Biden's confused and confusing China policy
Dividing issues with China into a competition bucket and a cooperation bucket won't work.
President Joe Biden has described the United States, indeed the entire world, as being involved in an epic battle between democracy and authoritarianism. Although somewhat overwrought, there are many respects in which this is true.
Despite Russia’s invasion of Ukraine, the authoritarian regime of chief concern is China.
Biden’s description presumes that the character and conduct of China’s regime isn’t subject to change in the foreseeable future. Otherwise, the international geopolitical stakes wouldn’t be so stark and consequential.
There are implications that should flow into U.S. foreign policy from there being a battle between democracy and China-led authoritarianism. But that isn’t fully taking place within the Biden administration. Instead, there seems still to be an emphasis on developing a package of sticks and carrots designed to modify China’s character and conduct. As some Biden officials have put it, to shape the environment in which China operates.
I don’t know whether that is the actual objective or whether it is a circumlocution to avoid flatly declaring that the objective is China’s containment, which is what the epic battle framework would seem to imply and require.
Regardless, the result is a China policy without the feel of having any strategic clarity or direction to it.
A good illustration is a recent speech by Commerce Secretary Gina Raimondo on “U.S. Competitiveness and the China Challenge”.
In it, Raimondo recited the usual complaints about how China manipulates its domestic markets to favor Chinese companies, including through subsidies. She also bragged about how the United States is responding … by doing something very similar.
Specifically, she cited the infrastructure bill, the computer chip subsidy legislation, and the green energy subsidies in the fraudulently named Inflation Reduction Act as providing a cool trillion dollars in taxpayer support for domestic business activity in the United States.
To the extent the epic battle is, in part, a bid for world opinion, responding to China’s industrial policy with an American industrial policy undermines our case against China’s industrial policy. It becomes, if anything, a difference in degree, rather than a difference in kind.
The Trump administration imposed a raft of tariffs on Chinese imports. The Biden administration has largely retained them and gone beyond them with stringent export controls on important high tech components and greater scrutiny of the flow of capital in both directions. But, according to Raimondo, the United States isn’t seeking to decouple from the Chinese economy. Indeed, she said, the Biden administration wants to see an expansion of exports, citing particularly personal care products and agricultural goods.

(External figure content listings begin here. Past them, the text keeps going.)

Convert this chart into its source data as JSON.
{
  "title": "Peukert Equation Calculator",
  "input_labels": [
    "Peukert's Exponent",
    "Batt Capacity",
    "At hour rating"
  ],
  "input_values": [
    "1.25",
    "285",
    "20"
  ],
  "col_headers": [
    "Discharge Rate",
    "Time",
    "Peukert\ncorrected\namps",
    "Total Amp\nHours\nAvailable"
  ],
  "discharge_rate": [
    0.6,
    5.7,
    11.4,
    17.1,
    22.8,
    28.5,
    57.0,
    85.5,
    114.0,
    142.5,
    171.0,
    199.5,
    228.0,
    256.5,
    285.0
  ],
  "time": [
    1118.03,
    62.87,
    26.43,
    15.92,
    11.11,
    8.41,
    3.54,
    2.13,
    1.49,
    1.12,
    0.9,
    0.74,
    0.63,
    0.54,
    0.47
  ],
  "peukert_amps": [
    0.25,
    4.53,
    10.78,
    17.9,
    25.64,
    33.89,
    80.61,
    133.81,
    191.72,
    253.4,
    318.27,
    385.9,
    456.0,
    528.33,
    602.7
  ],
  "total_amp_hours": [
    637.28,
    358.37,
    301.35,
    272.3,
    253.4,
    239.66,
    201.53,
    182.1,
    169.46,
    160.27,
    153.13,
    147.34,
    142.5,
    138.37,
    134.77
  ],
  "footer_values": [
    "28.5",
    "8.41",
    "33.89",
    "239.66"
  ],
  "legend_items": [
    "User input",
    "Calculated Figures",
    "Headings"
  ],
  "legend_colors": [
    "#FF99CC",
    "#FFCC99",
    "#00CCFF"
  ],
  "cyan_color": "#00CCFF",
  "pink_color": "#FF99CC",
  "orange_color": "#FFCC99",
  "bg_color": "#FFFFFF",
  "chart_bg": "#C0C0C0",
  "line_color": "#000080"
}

According to Raimondo, the Biden administration wants “to continue to promote trade and investment in those areas that do not undermine our interests or values.” Good luck defining the goods, services, and capital flows that fall on one side of that line and those that fall on the other.
While engaged in an epic battle between democracy and authoritarianism, the Biden administration wants to cooperate with China on some things, particularly climate change.
According to a recent assessment of China’s military posture by the Pentagon, China “increasingly views the United States as deploying a whole-of-government effort meant to contain (its) rise.” That is not as true as it ought to be. But given that’s the perception in China, creating and maintaining the Biden administration’s division of issues with China into a competition bucket and a cooperation bucket will inevitably fail. China sees, and will continue to see, all of them as being part of the same bucket.
Here are some thoughts about what the policy implications of Biden’s generally accurate epic battle framework ought to be.
First, we should seek to decouple our economy from China to the maximum extent possible. Any division between trade that implicates national security or democratic values and trade that doesn’t will be impossible to make consistently or maintain. There should be universal tariffs on Chinese goods high enough to deflect production to elsewhere. Distinctions on export controls are easier to make and inconsistency not as serious a problem.
Rather than pursuing an industrial policy of our own, the United States should pursue, unilaterally if necessary, free trade in goods, services and capital among democracies with market economies. The Biden administration is constantly touting the importance of allies in our geopolitical strategy. But there are a lot of things in the industrial policy provisions cited by Raimondo that favor domestic production and companies and lock out our allies.
In her speech, Raimondo bragged that, in response to Chinese retaliation against Lithuania for diplomatic relations with Taiwan, the United States opened up our markets to it. If there is an epic battle going on, it shouldn’t require a Chinese retaliation to open up the U.S. market to a fellow democratic capitalist country.
We should be open to bilateral relations and discussions with China. But we should be clear that this isn’t a bargaining chip that China can use. If China wants to cut off dialogue because a speaker of the House visits Taiwan, or some other perceived offense, that’s on them. Our diplomatic door won’t be closed.
To the extent China’s involvement on things such as climate change is important, let other countries take the lead. To China, anything involving the United States is part of the same big bucket of bilateral issues. Other countries will have a better shot at gaining China’s cooperation.
None of this addresses what the United States can or should do to deter Chinese military aggression, particularly against Taiwan. That’s an even stickier, and much more dangerous, issue.
But decoupling the U.S. economy as much as possible from China increases the space to deal with it. At this point, there is nothing about being intertwined with China that is in our interests.